D = (cos 45°) * 85.3 m/s * 6.16 s

Remember to use the cosine function for the horizontal component since it is adjacent to the angle. The cosine of 45° is 0.707.

D ≈ 0.707 * 85.3 * 6.16 ≈ 366.3 m

Therefore, the distance along the ground, measured from a point directly beneath the point of release, to where the package hits the earth is approximately 366.3 meters.
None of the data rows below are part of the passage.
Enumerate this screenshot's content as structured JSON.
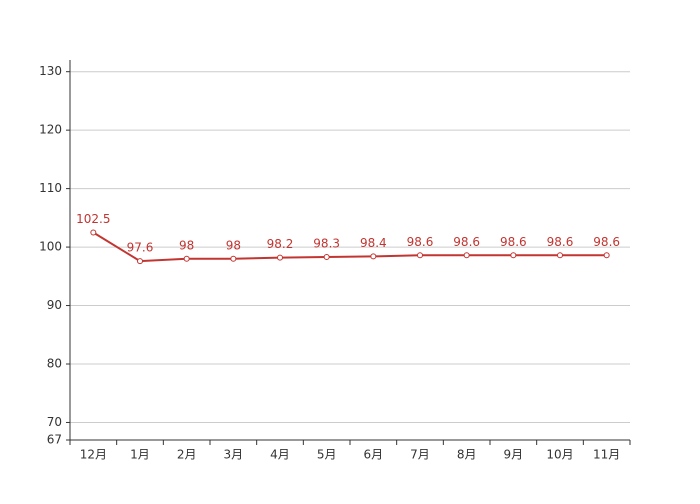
{
  "chart_data": {
    "type": "line",
    "categories": [
      "12月",
      "1月",
      "2月",
      "3月",
      "4月",
      "5月",
      "6月",
      "7月",
      "8月",
      "9月",
      "10月",
      "11月"
    ],
    "values": [
      102.5,
      97.6,
      98,
      98,
      98.2,
      98.3,
      98.4,
      98.6,
      98.6,
      98.6,
      98.6,
      98.6
    ],
    "color": "#c23531",
    "ylim": [
      67,
      132
    ],
    "yticks": [
      67,
      70,
      80,
      90,
      100,
      110,
      120,
      130
    ],
    "grid": true
  }
}
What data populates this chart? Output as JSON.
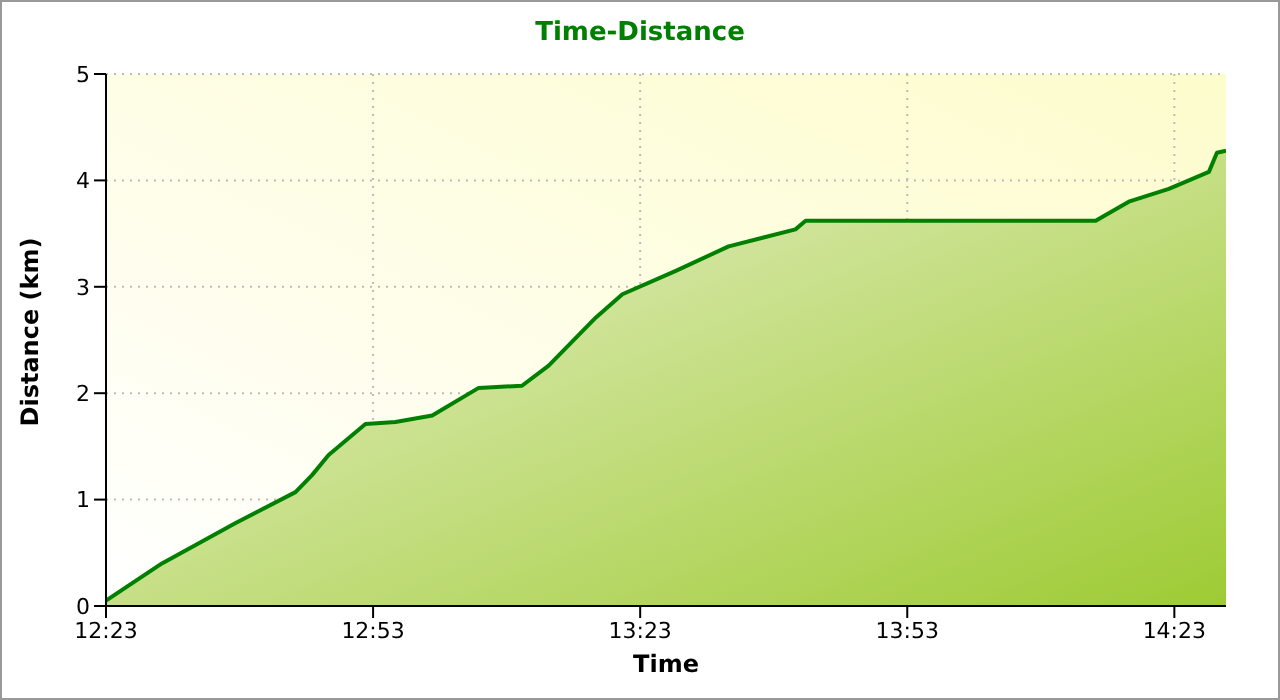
{
  "chart_data": {
    "type": "area",
    "title": "Time-Distance",
    "xlabel": "Time",
    "ylabel": "Distance (km)",
    "x": [
      12.3833,
      12.488,
      12.626,
      12.738,
      12.769,
      12.8,
      12.869,
      12.925,
      12.994,
      13.081,
      13.162,
      13.212,
      13.3,
      13.35,
      13.45,
      13.549,
      13.674,
      13.693,
      14.236,
      14.298,
      14.373,
      14.448,
      14.463,
      14.48
    ],
    "series": [
      {
        "color": "#008000",
        "values": [
          0.05,
          0.4,
          0.78,
          1.07,
          1.23,
          1.42,
          1.71,
          1.73,
          1.79,
          2.05,
          2.07,
          2.26,
          2.71,
          2.93,
          3.15,
          3.38,
          3.54,
          3.62,
          3.62,
          3.8,
          3.92,
          4.08,
          4.26,
          4.28
        ]
      }
    ],
    "xlim": [
      12.3833,
      14.48
    ],
    "xticks": [
      {
        "value": 12.3833,
        "label": "12:23"
      },
      {
        "value": 12.8833,
        "label": "12:53"
      },
      {
        "value": 13.3833,
        "label": "13:23"
      },
      {
        "value": 13.8833,
        "label": "13:53"
      },
      {
        "value": 14.3833,
        "label": "14:23"
      }
    ],
    "ylim": [
      0,
      5
    ],
    "yticks": [
      0,
      1,
      2,
      3,
      4,
      5
    ],
    "grid": true,
    "legend": false,
    "marker": "none",
    "line_style": "solid"
  }
}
(b) To find the angle of the velocity vector of the package just before impact, we can use trigonometry. The velocity vector just before impact consists of both horizontal and vertical components. We can find the resultant velocity using the Pythagorean theorem:

v^2 = vx^2 + vy^2

Substituting the known values:

v^2 = (60.32 m/s)^2 + (60.32 m/s)^2

v^2 = 3638.22 m^2/s^2

Taking the square root of both sides:

v ≈ 60.32 m/s

To find the angle (θ) of the velocity vector, we can use the inverse tangent function:

θ = tan^(-1) (vy / vx)

Substituting the known values:

θ = tan^(-1) (60.32 m/s / 60.32 m/s)

θ ≈ tan^(-1) (1) ≈ 45°

Therefore, the angle of the velocity vector of the package just before impact, relative to the ground, is approximately 45°.